On the one hand, Glymour shows that, using the kind of evidence Herrnstein and
Murray do, it is not possible to draw any reliable conclusion at all
about the causal relations between IQ and social outcomes. On the other hand,
an awful lot of mainstream social science uses the same kind of data and the
same kind of method... That chapter in particular will make little sense to
readers who haven't, at the least, forgotten how to calculate factor loadings;
but I am not sure the argument could be honestly made in any more popular way,
and I am impressed by how far Glymour has gone to simplify his rather technical
work in this area.
- On the down side, there are some really awful puns.
- Kenneth Pomeranz, The Great Divergence: China, Europe, and the Making of the Modern World Economy
- Gets its own
review: King Cotton and
King Coal Raise the West.
- H. R. Trevor-Roper, The Hermit of Peking: The Hidden Life of Sir Edmund Backhouse
- Droll and engrossing historical detection on a massively eccentric and
bizarre literary (and commercial and espionage) fraud artist. I quote an early
passage describing Backhouse's memoirs, to which John Burke drew my attention,
to give some flavor of the whole: "I had not read far before I realized why the
Swiss custodians of these volumes had preferred not to entrust them to the
post. How, I asked myself, would a right-minded and conscientious customs
officer react if he were to open and read these works? The text would surely
be confiscated, and perhaps the law would inconveniently take note of the
sender and the addressee.
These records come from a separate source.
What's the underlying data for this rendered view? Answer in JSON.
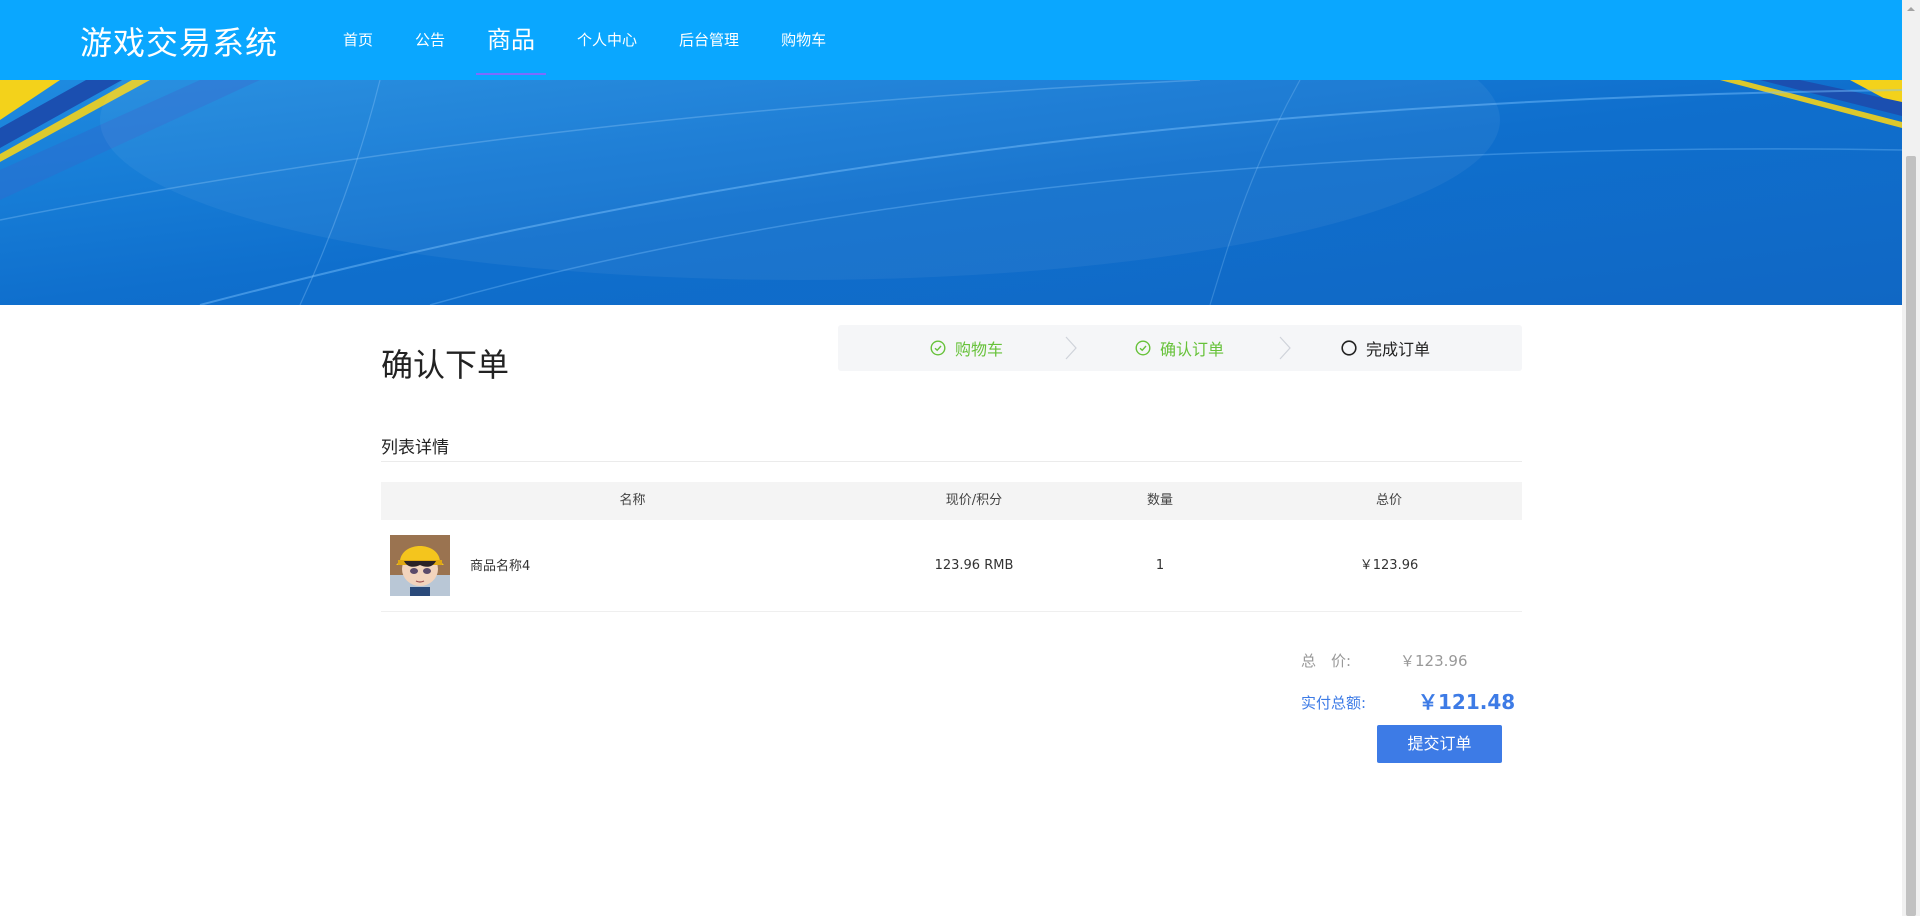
{
  "header": {
    "logo": "游戏交易系统",
    "nav": [
      "首页",
      "公告",
      "商品",
      "个人中心",
      "后台管理",
      "购物车"
    ],
    "active_index": 2
  },
  "page": {
    "title": "确认下单",
    "steps": [
      {
        "label": "购物车",
        "status": "done"
      },
      {
        "label": "确认订单",
        "status": "done"
      },
      {
        "label": "完成订单",
        "status": "current"
      }
    ],
    "section_title": "列表详情"
  },
  "table": {
    "columns": [
      "名称",
      "现价/积分",
      "数量",
      "总价"
    ],
    "rows": [
      {
        "name": "商品名称4",
        "price": "123.96 RMB",
        "qty": "1",
        "total": "￥123.96"
      }
    ]
  },
  "summary": {
    "total_label": "总　价:",
    "total_value": "￥123.96",
    "paid_label": "实付总额:",
    "paid_value": "￥121.48",
    "submit_label": "提交订单"
  },
  "colors": {
    "header": "#0aa7ff",
    "success": "#67c23a",
    "accent": "#3d7be6"
  }
}
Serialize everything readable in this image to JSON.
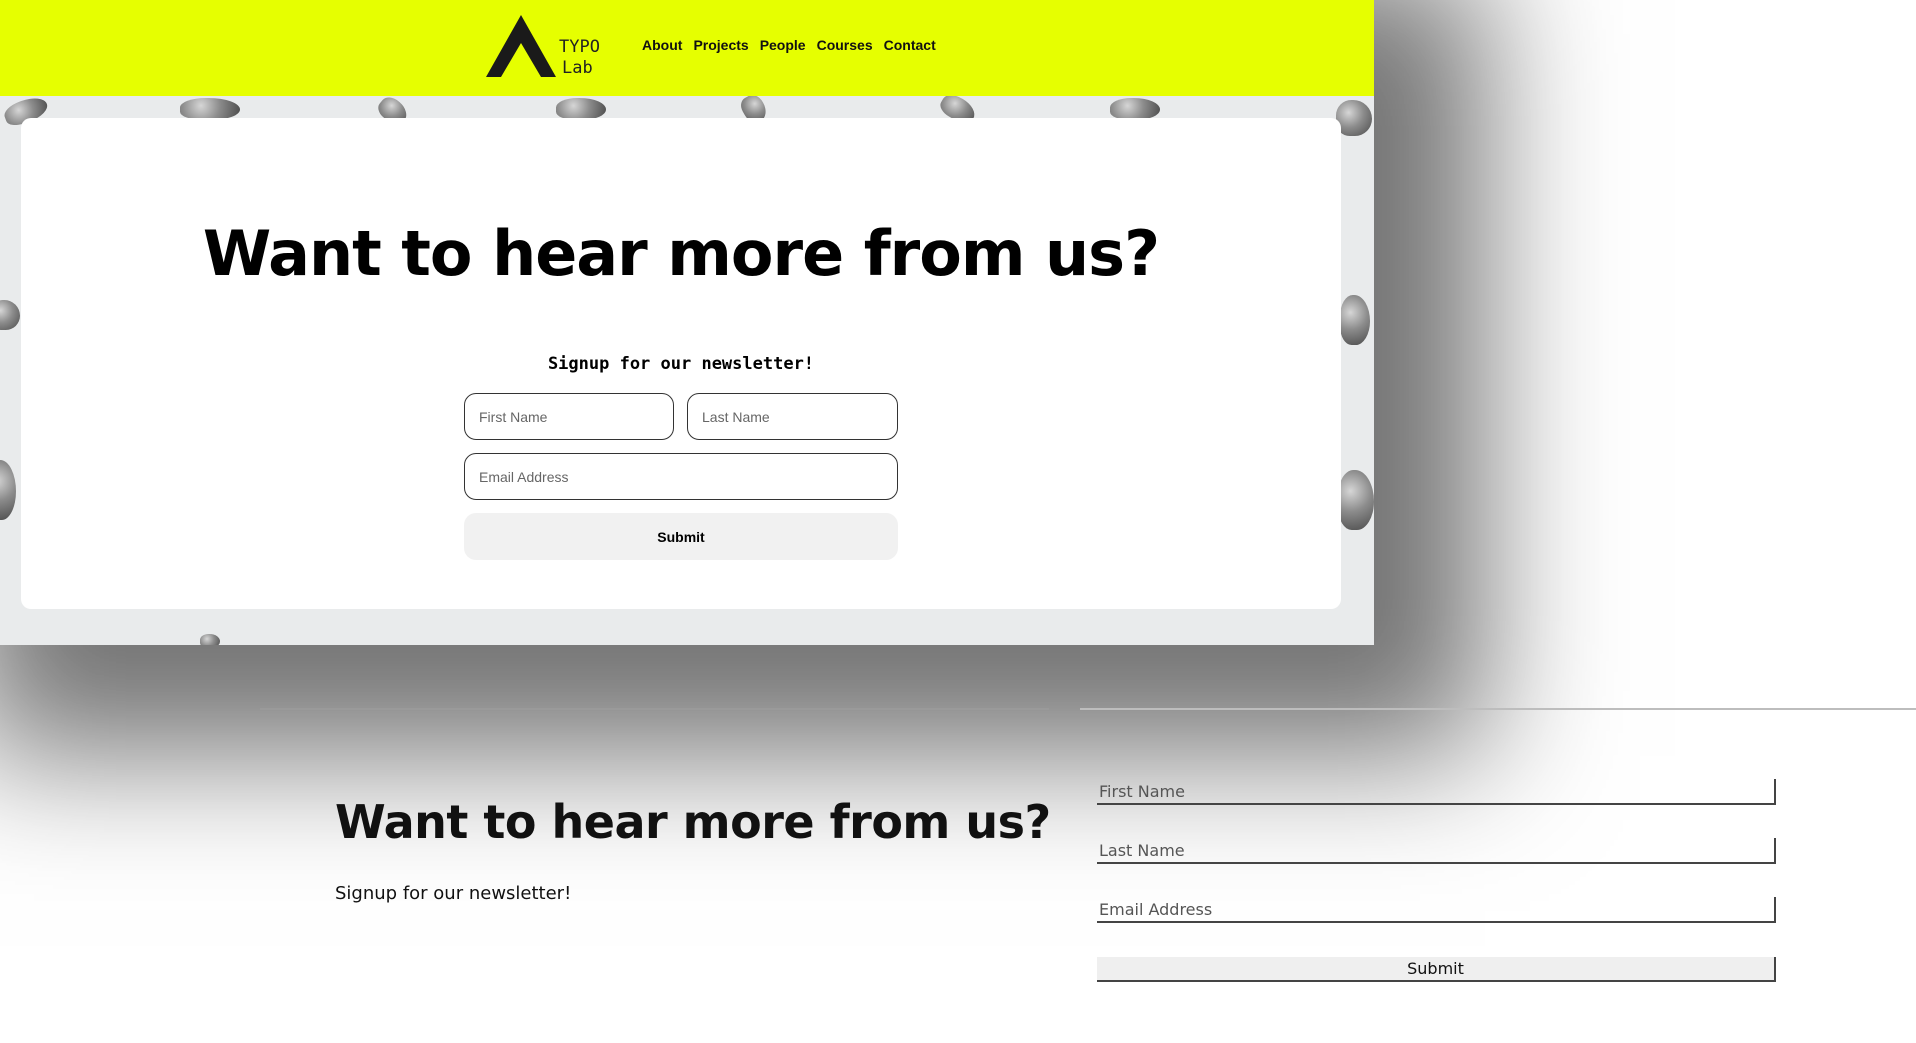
{
  "top_site": {
    "brand": {
      "line1": "TYPO",
      "line2": "Lab"
    },
    "nav": [
      "About",
      "Projects",
      "People",
      "Courses",
      "Contact"
    ],
    "accent_color": "#e6ff00",
    "heading": "Want to hear more from us?",
    "subheading": "Signup for our newsletter!",
    "form": {
      "first_name_placeholder": "First Name",
      "last_name_placeholder": "Last Name",
      "email_placeholder": "Email Address",
      "submit_label": "Submit"
    }
  },
  "bottom_site": {
    "heading": "Want to hear more from us?",
    "subheading": "Signup for our newsletter!",
    "form": {
      "first_name_placeholder": "First Name",
      "last_name_placeholder": "Last Name",
      "email_placeholder": "Email Address",
      "submit_label": "Submit"
    }
  }
}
For the volumes were of no ordinary obscenity." (As
John says, the word "ordinary" is a wonderful touch here.) — But this
was in 1973; standards have, to say the least, changed somewhat, and I wonder
if anyone has thought to publish Backhouse's memoirs, perhaps in conjunction
with some queer/post-colonial effort at rehabilitation?
- Alexandre J. Chorin
and Ole
H. Hald, Stochastic
Tools in Mathematics and Science
- A short (two-hundred-odd), highly non-rigorous, quick-and-dirty
introduction to stochastic methods for applied mathematics, starting with basic
probability and expectation, and ending up with some nice non-equilibrium
statistical mechanics. (They do however assume quite substantial familiarity
with linear algebra, operators, etc.) I am enough of a probability geek, at
this point, to wish that they had done things a bit more rigorously
and a bit more abstractly in places, because I think it would help the reader
see, e.g., the Ornstein-Uhlenbeck process as part of a general pattern of
stochastic ordinary differential equations, rather than a tricksy special case.
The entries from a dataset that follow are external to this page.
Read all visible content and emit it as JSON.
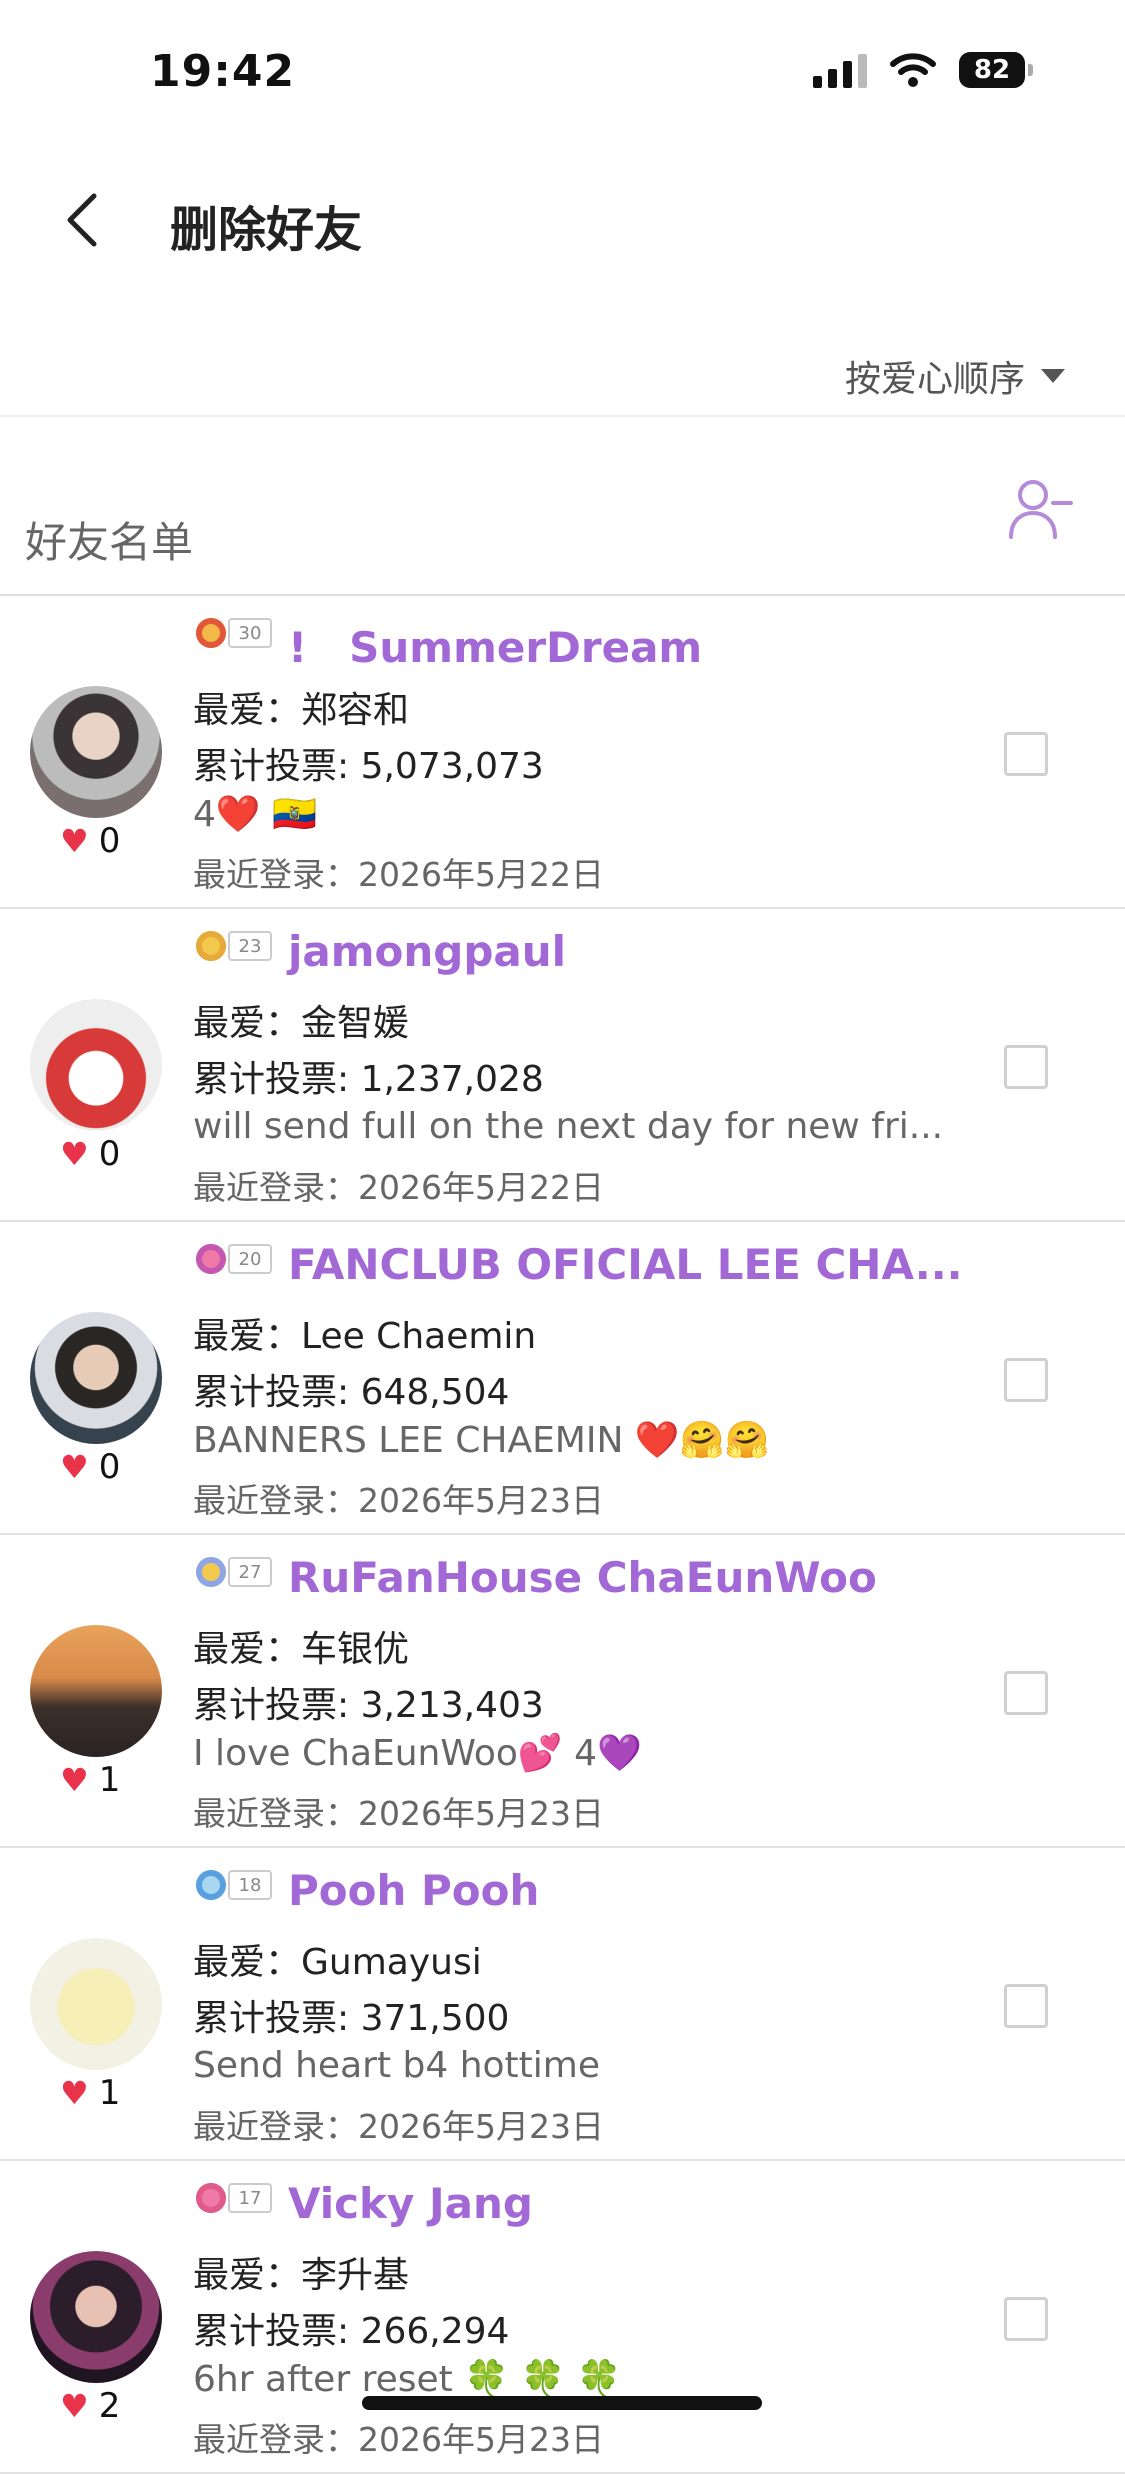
{
  "status_bar": {
    "time": "19:42",
    "battery": "82"
  },
  "header": {
    "title": "删除好友",
    "back_icon": "chevron-left-icon"
  },
  "sort": {
    "label": "按爱心顺序"
  },
  "friends_list": {
    "label": "好友名单",
    "remove_icon": "user-minus-icon"
  },
  "labels": {
    "favorite": "最爱：",
    "votes": "累计投票: ",
    "last_login": "最近登录：",
    "heart_icon": "heart-icon"
  },
  "accent_color": "#a268d6",
  "friends": [
    {
      "level": "30",
      "name": "!　SummerDream",
      "favorite": "郑容和",
      "votes": "5,073,073",
      "status": "4❤️  🇪🇨",
      "last_login": "2026年5月22日",
      "hearts": "0",
      "checked": false
    },
    {
      "level": "23",
      "name": "jamongpaul",
      "favorite": "金智媛",
      "votes": "1,237,028",
      "status": "will send full on the next day for new fri...",
      "last_login": "2026年5月22日",
      "hearts": "0",
      "checked": false
    },
    {
      "level": "20",
      "name": "FANCLUB OFICIAL LEE CHA...",
      "favorite": "Lee Chaemin",
      "votes": "648,504",
      "status": "BANNERS LEE CHAEMIN ❤️🤗🤗",
      "last_login": "2026年5月23日",
      "hearts": "0",
      "checked": false
    },
    {
      "level": "27",
      "name": "RuFanHouse ChaEunWoo",
      "favorite": "车银优",
      "votes": "3,213,403",
      "status": "I love ChaEunWoo💕  4💜",
      "last_login": "2026年5月23日",
      "hearts": "1",
      "checked": false
    },
    {
      "level": "18",
      "name": "Pooh Pooh",
      "favorite": "Gumayusi",
      "votes": "371,500",
      "status": "Send heart b4 hottime",
      "last_login": "2026年5月23日",
      "hearts": "1",
      "checked": false
    },
    {
      "level": "17",
      "name": "Vicky Jang",
      "favorite": "李升基",
      "votes": "266,294",
      "status": "6hr after reset 🍀 🍀 🍀",
      "last_login": "2026年5月23日",
      "hearts": "2",
      "checked": false
    }
  ]
}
Also, there are more places than I'd like where they don't lay out the
motivation clearly, and a self-studying reader is going to say "wait, where is
this going exactly?" — not so much of a problem in a classroom setting,
which is where these notes began. I'd be very happy to teach from this
text.
- Kirk Mitchell, Sky
Woman Falling and Dance
of the Thunder Dogs
- Mind candy. Latest (and possibly last) in a series of police procedurals set in Indian
Country, broadly construed. Reasonably addictive; the earlier installments
(Cry
Dance, Spirit
Sickness, Ancient
Ones) are in some ways even grimmer, because they focus more on the
complicated relationship of the detectives.